How to explore the park with Cody as home base
Travelers based in Cody often enter through the East Gate and exit the park through the Northeast Gate or vice versa. With in-park lodges near capacity for the summer, many travelers choose to explore the park during a day trip.
The East Gate is located 52 miles from downtown Cody and travels along North Fork of the Shoshone River on the Buffalo Bill Scenic Byway. Drive time is about an hour. Along the way, drivers will pass rock formations and scenic valleys, and they are often treated to views of wildlife such as bison, elk, bighorn sheep and occasionally, moose grazing in the marshy areas along the river.
The Northeast Gate is 80 miles from downtown Cody. The drive includes the 47-mile Chief Joseph Scenic Byway, offering breathtaking views of the North Absaroka Mountains. The route follows the path taken by the Nez Perce when they famously fled the U.S. Cavalry in 1877. Road-trippers can stop at several viewpoints with interpretive signs about the historic and tragic event.
Six more trip tips
Hauck also offered these tips for travelers planning a day-long visit to the park:
- Know where you’re going. Download maps of Cody and Yellowstone National Park before setting out.
- Take the Yellowstone Pledge. Vow to be a responsible and safe visitor by reviewing these easy tips from the National Park Service.
- Download or order free planning guides. Visitor guides are available from Cody Yellowstone, Yellowstone National Park and some attractions such as Buffalo Bill Center of the West.
- Set out early, stay late and avoid the midday rush. The National Park Service suggests arriving before the morning rush, which begins around 9 a.m. and staying until sunset, when wildlife watching is at its peak. Also, avoid peak visitor times by seeing popular attractions like Old Faithful Geyser and Grand Canyon of the Yellowstone before 10 a.m. or after 3 p.m.
- Stock up. Restaurants in the park are immensely popular this year, so consider stocking up at one of Cody’s grocery stores and supplementing restaurant meals with an occasional picnic.
- Midweek is the best time to go. Not surprisingly, there are fewer visitors on the weekdays.
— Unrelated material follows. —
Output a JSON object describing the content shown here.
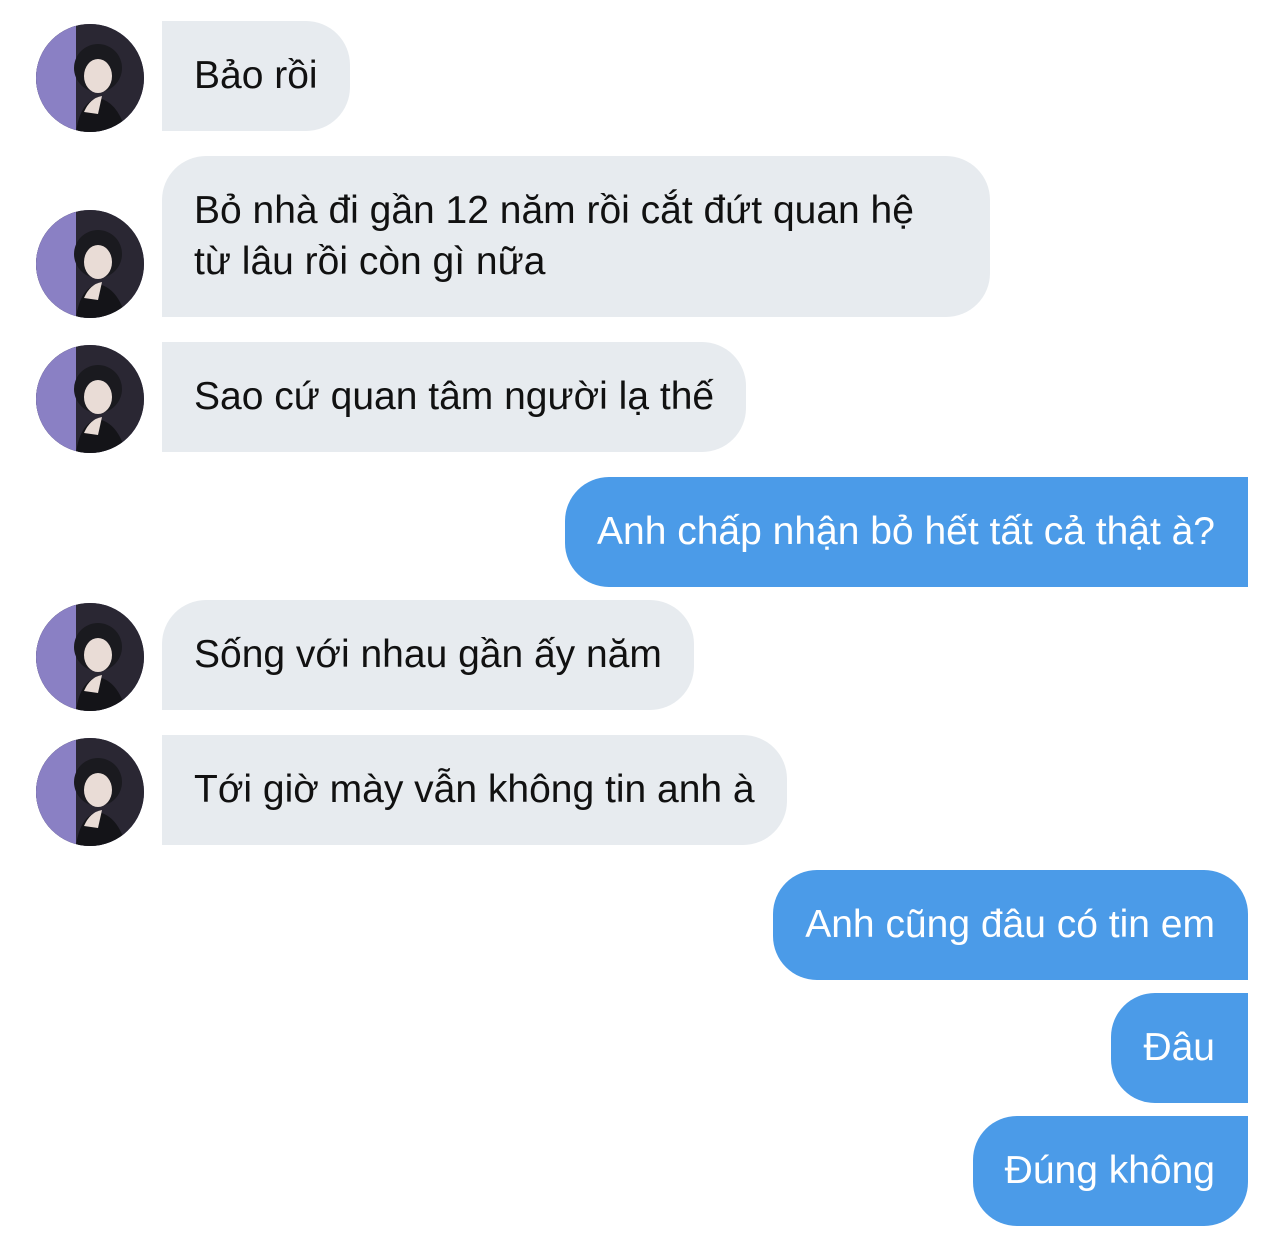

Home of the Great American Adventure, Cody Yellowstone is comprised of the northwestern Wyoming towns of Cody, Powell and Meeteetse as areas inside of Yellowstone National Park and the valley east of the entrance. The region is known for rodeos, authentic guest and dude ranches, world-class museums and recreational adventures that reflect the adventurous spirit of the visionaries and explorers who brought the remote region to the world’s attention.